Page Banner

United States Department of Agriculture

Agricultural Research Service

Title: Mycobacterium avium in Pygmy Rabbits (Brachylagus Idahoensis): 28 Cases

Authors
item Harrentien, Lisa - OREGON ZOO
item Finnegan, Mitch - OREGON ZOO
item Woodford, Nina - WASHINGTON STATE UNIV
item Mansfield, Kristen - WA DEPT FISH & WILDLIFE
item Waters, Wade
item Bannantine, John
item Paustian, Michael
item Garner, Michael - NORTHWEST ZOOPATH
item Bakke, Antony - OR HEALTH & SCI UNIV
item Peloquin, Charles - CO SCHOOLS OF PHAM & MED

Submitted to: Journal of Zoo and Wildlife Medicine
Publication Type: Peer Reviewed Journal
Publication Acceptance Date: July 21, 2006
Publication Date: December 1, 2006
Citation: Harrentien, L.A., Finnegan, M.V., Woodford, N.L., Mansfield, K.G., Waters, W.R., Bannantine, J.P., Paustian, M., Garner, M.M., Bakke, A.C., Peloquin, C.A. 2006. Mycobacterium avium in Pygmy Rabbits (Brachylagus Idahoensis): 28 Cases. Journal of Zoo and Wildlife Medicine. 37(4):498-512.

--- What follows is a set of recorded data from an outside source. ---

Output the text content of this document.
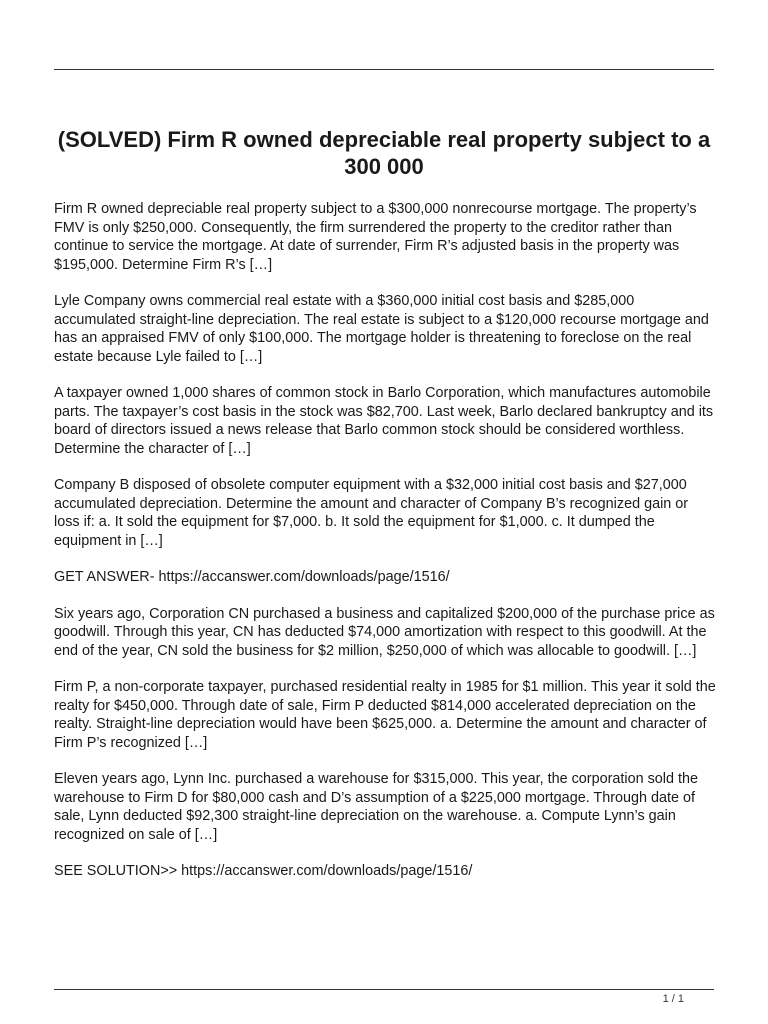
(SOLVED) Firm R owned depreciable real property subject to a 300 000

Firm R owned depreciable real property subject to a $300,000 nonrecourse mortgage. The property’s FMV is only $250,000. Consequently, the firm surrendered the property to the creditor rather than continue to service the mortgage. At date of surrender, Firm R’s adjusted basis in the property was $195,000. Determine Firm R’s […]

Lyle Company owns commercial real estate with a $360,000 initial cost basis and $285,000 accumulated straight-line depreciation. The real estate is subject to a $120,000 recourse mortgage and has an appraised FMV of only $100,000. The mortgage holder is threatening to foreclose on the real estate because Lyle failed to […]

A taxpayer owned 1,000 shares of common stock in Barlo Corporation, which manufactures automobile parts. The taxpayer’s cost basis in the stock was $82,700. Last week, Barlo declared bankruptcy and its board of directors issued a news release that Barlo common stock should be considered worthless. Determine the character of […]

Company B disposed of obsolete computer equipment with a $32,000 initial cost basis and $27,000 accumulated depreciation. Determine the amount and character of Company B’s recognized gain or loss if: a. It sold the equipment for $7,000. b. It sold the equipment for $1,000. c. It dumped the equipment in […]

GET ANSWER- https://accanswer.com/downloads/page/1516/

Six years ago, Corporation CN purchased a business and capitalized $200,000 of the purchase price as goodwill. Through this year, CN has deducted $74,000 amortization with respect to this goodwill. At the end of the year, CN sold the business for $2 million, $250,000 of which was allocable to goodwill. […]

Firm P, a non-corporate taxpayer, purchased residential realty in 1985 for $1 million. This year it sold the realty for $450,000. Through date of sale, Firm P deducted $814,000 accelerated depreciation on the realty. Straight-line depreciation would have been $625,000. a. Determine the amount and character of Firm P’s recognized […]

Eleven years ago, Lynn Inc. purchased a warehouse for $315,000. This year, the corporation sold the warehouse to Firm D for $80,000 cash and D’s assumption of a $225,000 mortgage. Through date of sale, Lynn deducted $92,300 straight-line depreciation on the warehouse. a. Compute Lynn’s gain recognized on sale of […]

SEE SOLUTION>> https://accanswer.com/downloads/page/1516/

1 / 1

Interpretive Summary: The Columbia basin pygmy rabbit is an endangered species and captive propagation efforts are being used to increase the population size for reintroduction of this species back into native habitats. Captive propagation efforts have been hindered by disease, most notably avian tuberculosis. In this study, avian tuberculosis of captive pygmy rabbits was described including clinical, therapeutic, immunologic, and pathologic aspects of the disease. Specific risks factors and recommendations for diagnosis and treating the disease were determined. These findings should prove beneficial for other captive propagation and re-introduction programs.

Technical Abstract: The Columbia basin pygmy rabbit (Brachylagus idahoensis) was listed as an endangered species by the United States Fish and Wildlife Service in November 2001, and captive propagation efforts have attempted to increase population size in preparation for reintroduction of animals into central Washington. Disease has been a significant concern in captive populations, and disseminated mycobacteriosis due to Mycobacterium avium has been the most common cause of death of adult captive pygmy rabbits. Fatal disseminated mycobacteriosis due to M. avium was diagnosed in 28 captive pygmy rabbits between June 2002 and September 2004, with deaths occurring at 2 of the 3 captive holding facilities. Antemortem and postmortem medical records from these cases were evaluated retrospectively and epizootiological data obtained, with the goals of describing the clinical behavior of mycobacteriosis in pygmy rabbits, relative value of physical examination findings and diagnostic test results in the presumptive or definitive diagnosis of mycobacteriosis in pygmy rabbits, use of various treatment protocols, possible risk factors for the observed high mortality, and recommendations for prevention of mycobacteriosis. The high morbidity and mortality of M. avium infection in pygmy rabbits appears due to partially-ineffective cell-mediated immunity.